Evelson de Freitas/AE
Evelson de Freitas/AE

Sistema dará alerta de enchente 2 horas antes

Estações em 200 pontos do Estado vão captar informações das condições climáticas e do nível de rios, córregos e piscinões e transmitir para central

Luiz Guilherme Gerbelli JORNAL DA TARDE, O Estado de S.Paulo

14 de outubro de 2010 | 00h00

A Defesa Civil Estadual poderá prever com duas horas de antecedência o transbordamento de córregos, rios e piscinões. Isso será possível, segundo o governo do Estado, pelo Sistema de Previsão e Alerta de Enchentes de São Paulo, lançado ontem. Ele combina índices meteorológicos, que destacam as condições do tempo, com hidrológicos, acompanhando, durante a chuva, o nível de rios, córregos e piscinões.

Para chegar a tal precisão, 200 estações espalhadas pelas várias áreas do Estado serão analisadas. Até o fim do ano, serão mais 40 estações. "Cada piscinão, córrego ou rio tem uma estação instalada em pontos estratégicos", disse a secretária de Saneamento e Energia, Dilma Pena. A previsão é de que o sistema já esteja funcionando quando as chuvas de verão começarem.

Os dados coletados serão atualizados a cada dez minutos e enviados para uma central, localizada na Universidade de São Paulo (USP). As informações serão retransmitidas para três bases. Duas delas já estão em funcionamento e ficam na Rua Boa Vista, na capital, e na cidade de Piracicaba, no interior paulista. A terceira será inaugurada até o fim do verão em Taubaté, no Vale do Paraíba. "Com essa antecedência, a Defesa Civil vai conseguir mobilizar-se melhor para proteger a população e adotar as providências necessárias", afirmou Dilma. Nas salas de situação, controlando todos os pontos medidos, estarão técnicos da Companhia de Saneamento Básico de São Paulo (Sabesp) e agentes da Defesa Civil Estadual.

Grande SP. Inicialmente, a tecnologia está disponível para as Bacias do Rio Tietê, na Região Metropolitana, e do Rio Piracicaba. Ao todo, 197 municípios serão atendidos pelo sistema. "Isso representa 30 milhões de habitantes de São Paulo, o que equivale a 75% da população de todo o Estado", afirmou a secretária. O sistema de prevenção deve custar R$ 2 milhões.

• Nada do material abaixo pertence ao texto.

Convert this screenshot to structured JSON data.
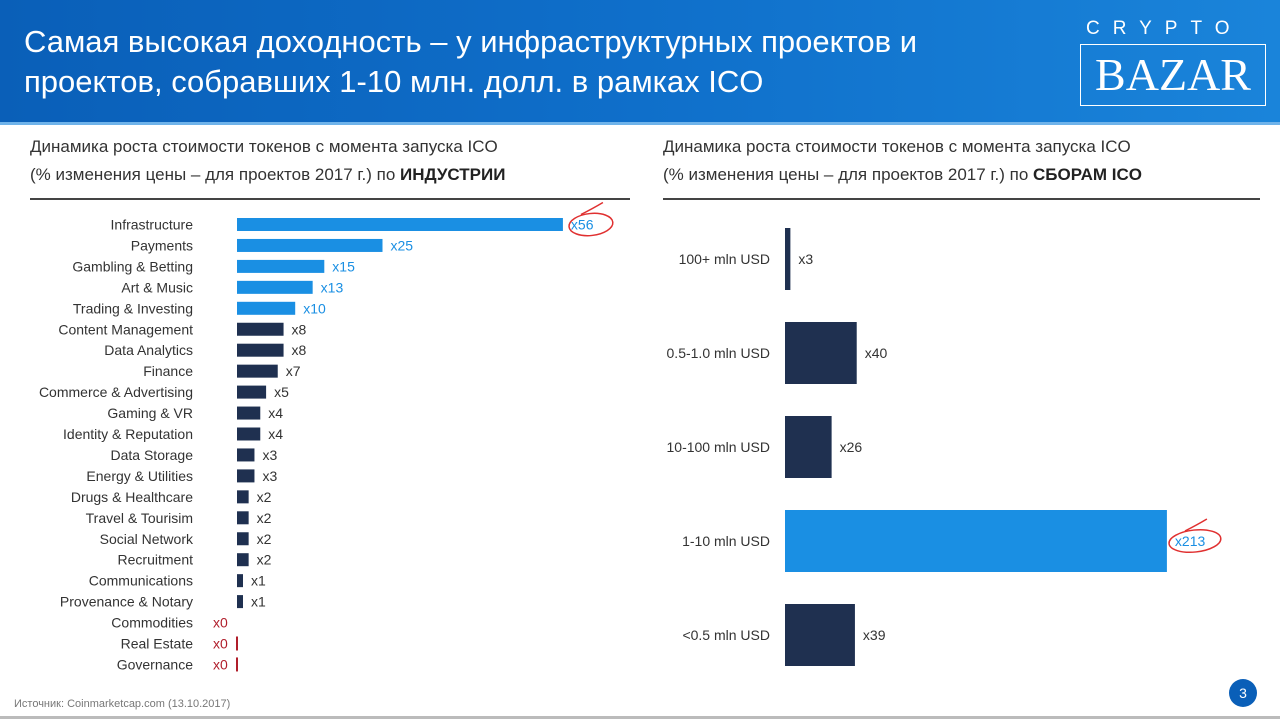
{
  "header": {
    "title": "Самая высокая доходность – у инфраструктурных проектов и проектов, собравших 1-10 млн. долл. в рамках ICO",
    "logo_top": "CRYPTO",
    "logo_main": "BAZAR"
  },
  "left": {
    "subtitle_line1": "Динамика роста стоимости токенов с момента запуска ICO",
    "subtitle_line2": "(% изменения цены – для проектов 2017 г.) по ",
    "subtitle_bold": "ИНДУСТРИИ"
  },
  "right": {
    "subtitle_line1": "Динамика роста стоимости токенов с момента запуска ICO",
    "subtitle_line2": "(% изменения цены – для проектов 2017 г.) по ",
    "subtitle_bold": "СБОРАМ ICO"
  },
  "colors": {
    "highlight": "#1a8fe3",
    "default": "#1f3050",
    "zero": "#b01e2b",
    "circle": "#e03030",
    "header": "#0a5fb8"
  },
  "chart_data": [
    {
      "type": "bar",
      "orientation": "horizontal",
      "value_prefix": "x",
      "categories": [
        "Infrastructure",
        "Payments",
        "Gambling & Betting",
        "Art & Music",
        "Trading & Investing",
        "Content Management",
        "Data Analytics",
        "Finance",
        "Commerce & Advertising",
        "Gaming & VR",
        "Identity & Reputation",
        "Data Storage",
        "Energy & Utilities",
        "Drugs & Healthcare",
        "Travel & Tourisim",
        "Social Network",
        "Recruitment",
        "Communications",
        "Provenance & Notary",
        "Commodities",
        "Real Estate",
        "Governance"
      ],
      "values": [
        56,
        25,
        15,
        13,
        10,
        8,
        8,
        7,
        5,
        4,
        4,
        3,
        3,
        2,
        2,
        2,
        2,
        1,
        1,
        0,
        0,
        0
      ],
      "highlighted": [
        "Infrastructure",
        "Payments",
        "Gambling & Betting",
        "Art & Music",
        "Trading & Investing"
      ],
      "circled": "Infrastructure"
    },
    {
      "type": "bar",
      "orientation": "horizontal",
      "value_prefix": "x",
      "categories": [
        "100+ mln USD",
        "0.5-1.0 mln USD",
        "10-100 mln USD",
        "1-10 mln USD",
        "<0.5 mln USD"
      ],
      "values": [
        3,
        40,
        26,
        213,
        39
      ],
      "highlighted": [
        "1-10 mln USD"
      ],
      "circled": "1-10 mln USD"
    }
  ],
  "footer": {
    "source": "Источник: Coinmarketcap.com  (13.10.2017)",
    "page": "3"
  }
}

Para idealizar o projeto piloto, o governo contou com a ajuda de professores da Escola Politécnica da USP, que desenvolveram o sistema matemático que permite calcular com antecedência o extravasamento de rios. Eles trabalharam no modelo matemático até setembro, segundo a secretária Dilma Pena.

As chuvas do último verão causaram a morte de 78 pessoas no Estado de São Paulo, de acordo com balanço da Defesa Civil. Somente na capital foram 18 mortos. Além disso, 12 mil pessoas ficaram desabrigadas e outras 20 mil desalojadas, segundo o órgão estadual.

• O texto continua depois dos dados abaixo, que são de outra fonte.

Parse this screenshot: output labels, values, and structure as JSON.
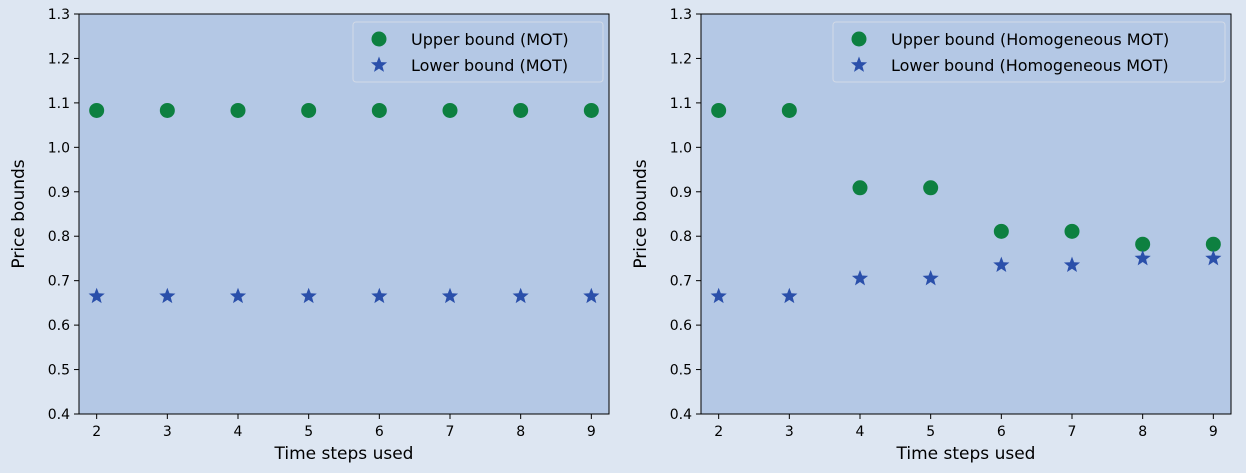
{
  "figure": {
    "background": "#dde6f2",
    "plot_background": "#b4c8e5"
  },
  "chart_data": [
    {
      "type": "scatter",
      "xlabel": "Time steps used",
      "ylabel": "Price bounds",
      "x": [
        2,
        3,
        4,
        5,
        6,
        7,
        8,
        9
      ],
      "xticks": [
        "2",
        "3",
        "4",
        "5",
        "6",
        "7",
        "8",
        "9"
      ],
      "xlim": [
        1.75,
        9.25
      ],
      "ylim": [
        0.4,
        1.3
      ],
      "yticks": [
        "0.4",
        "0.5",
        "0.6",
        "0.7",
        "0.8",
        "0.9",
        "1.0",
        "1.1",
        "1.2",
        "1.3"
      ],
      "grid": false,
      "legend_position": "top-right",
      "series": [
        {
          "name": "Upper bound (MOT)",
          "marker": "circle",
          "color": "#0d8040",
          "values": [
            1.083,
            1.083,
            1.083,
            1.083,
            1.083,
            1.083,
            1.083,
            1.083
          ]
        },
        {
          "name": "Lower bound (MOT)",
          "marker": "star",
          "color": "#2a4faa",
          "values": [
            0.665,
            0.665,
            0.665,
            0.665,
            0.665,
            0.665,
            0.665,
            0.665
          ]
        }
      ]
    },
    {
      "type": "scatter",
      "xlabel": "Time steps used",
      "ylabel": "Price bounds",
      "x": [
        2,
        3,
        4,
        5,
        6,
        7,
        8,
        9
      ],
      "xticks": [
        "2",
        "3",
        "4",
        "5",
        "6",
        "7",
        "8",
        "9"
      ],
      "xlim": [
        1.75,
        9.25
      ],
      "ylim": [
        0.4,
        1.3
      ],
      "yticks": [
        "0.4",
        "0.5",
        "0.6",
        "0.7",
        "0.8",
        "0.9",
        "1.0",
        "1.1",
        "1.2",
        "1.3"
      ],
      "grid": false,
      "legend_position": "top-right",
      "series": [
        {
          "name": "Upper bound (Homogeneous MOT)",
          "marker": "circle",
          "color": "#0d8040",
          "values": [
            1.083,
            1.083,
            0.909,
            0.909,
            0.811,
            0.811,
            0.782,
            0.782
          ]
        },
        {
          "name": "Lower bound (Homogeneous MOT)",
          "marker": "star",
          "color": "#2a4faa",
          "values": [
            0.665,
            0.665,
            0.705,
            0.705,
            0.735,
            0.735,
            0.75,
            0.75
          ]
        }
      ]
    }
  ]
}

Medidas. Além de apresentar o sistema, o governador Alberto Goldman (PSDB) também anunciou ontem a publicação do edital para a compra de um novo radar meteorológico (mais informações nesta página) e o início da formulação do 3.º Plano Diretor de Macrodrenagem. De acordo com o governador, o plano buscará soluções para diminuir a quantidade de inundações nas sub-bacias que compõem a Bacia do Alto Tietê.